PUA Overcrowding

ClintGoss · May 2019

I am wondering why, with the vast tracts of codepoint space available up in the wilds of Plane 15 and 16, why does everyone (MUFI, SMuFL, ConScript, SIL, etc) want to crowd down into the tiny PUA island carved out in the BMP?

I (generally) get the historical argument, but PUA-A and -B have been around since Unicode v2.0 (23+ years?)

Is there a reason / rationale here? Is there a general carving-up of the PUA that I'm missing?

What causes well-tempered typographers to avoid saddling up the font tools and venturing to the wide open spaces of the higher Plains?

André G. Isaak · May 2019

I don’t know anything about ConScripts or SMuFL, but SIL and and MUFI have all been around for sometime. I would assume that the historical argument was far more relevant when they first begun, and relocating would cause significant hassles once they'd already carved out their own, often conflicting, space in the BMP PUA.

IIRC, MUFI’s PUA usage was to some extent shaped by the PUA in TITUS Cyberbit, and that’s been around since back when the Flintstones still peacefully coexisted with the dinosaurs.

Bhikkhu Pesala · May 2019

I am moving away from using PUA encodings as far as possible. It is better to use OpenType features to access alternate glyphs.

See this earlier discussion.

AbrahamLee · May 2019

For those unaware, SMuFL stands for Standard Music Font Layout. It is an attempt to do for the music notation software community what Unicode did for the multilingual typesetting community, but still comply with Unicode since most computer software expects that. However, since Unicode only defines a relatively small glyph set for music, SMuFL exists almost entirely in the PUA, containing several thousand unique music related glyphs that wouldn’t otherwise require an opentype feature to access them.

Mark Simonson · May 2019

No one can stake a claim in the PUA. Anyone using it (or "carving it up"), even for non-Unicode standards, must do so with the understanding that it can be used by other fonts for other things.

Jacob Casal · May 2019

Is there a technical difference between the PUA and PUA-A and -B? I suppose other than when one changes fonts the supplementary PUA glyphs wouldn’t change to said other font’s PUA encodings?

Thomas Phinney · May 2019

In normal apps, the encodings stay the same, and you get whatever glyphs the font has at those codepoints.

Peter Baker · May 2019

André is exactly right about MUFI, which has been coordinated with TITUS from the beginning. The current version of the TITUS Cyberbit font is downloaded from a page dated 2009, with a header "Compliant with UNICODE 4.0," i.e. 2003-5. But TITUS is older. MUFI has been around since 2001--a time when I suspect application support for the upper range was poor.

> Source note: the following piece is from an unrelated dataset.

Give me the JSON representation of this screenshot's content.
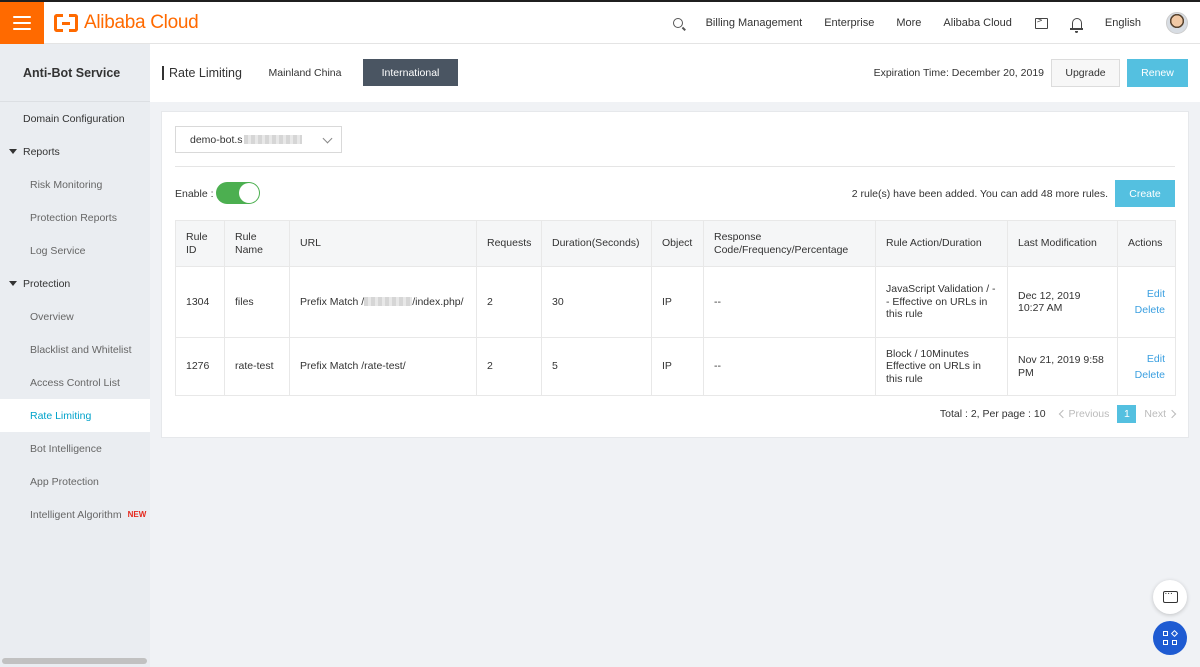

Between MUFI and TITUS, the PUA for medievalists/classicists/linguists is getting very crowded. It looks unlikely that MUFI will add much to its recommendation in the near future, but if there is ever a push to expand it, I'm sure it will push into the upper range.

ClintGoss · May 2019

André G. Isaak said:

... relocating would cause significant hassles ...

... except that maybe OT provides a straightforward (and pretty slick) upgrade path into the upper planes ... what if each PUA user:

Picks a second plot of code-point territory in the upper planes (the "upper PUA") in addition to your PUA range in the BMP (the "lower PUA") and multi-map your PUA glyphs onto both your Upper and Lower PUA ranges.

The Lower PUA still works and apps can migrate to using the Upper PUA over time. You can even incentivize the use of the Upper PUA by adding new code points in your range only in the Upper PUA.

Is this workable?? I'm likely missing some significant issues here ... but ...

The way is stands, the lower PUA is essentially the dreaded code-page scenario ... swapping contexts (fonts) to get the right set of characters that are overloading the code points.

Thomas Phinney · May 2019

“the lower PUA is essentially the dreaded code-page scenario”: Yes, quite. Except for specialized bits of stuff, where any single user is unlikely to have a major conflict at any time.

“apps can migrate”: Urm, no. General-purpose apps like Word have no knowledge or understanding of these PUA assignments, nor should they. Nor even could they for the most part, since it varies by font. (Unless they hard-code codepoint meaning on a per-font basis, and that is so not going to ever happen!)

What would need to migrate is the encoding of existing documents, in a large variety of apps. That is hard to do.

As long as the “lower PUA” still works, even any specialty app that really understands this stuff has little incentive to change how it treats new docs, either. Say that the specialty app is (for example) a music composition app. Why should it even care that Klingon overlaps with its PUA usage? If the fonts double-encode stuff, what reason would that app have to change its usage of those code points? Not saying you couldn’t convince some apps, perhaps, out of “principle,” but the functional rationale for them is... slim.

ClintGoss · May 2019

Ah, OK, Thomas ... I get it now. There's unlikely to be concurrent contention over the PUA (unless Klingons take a shine to FontAwesome icons ... and then only if they had not figured out how to switch fonts).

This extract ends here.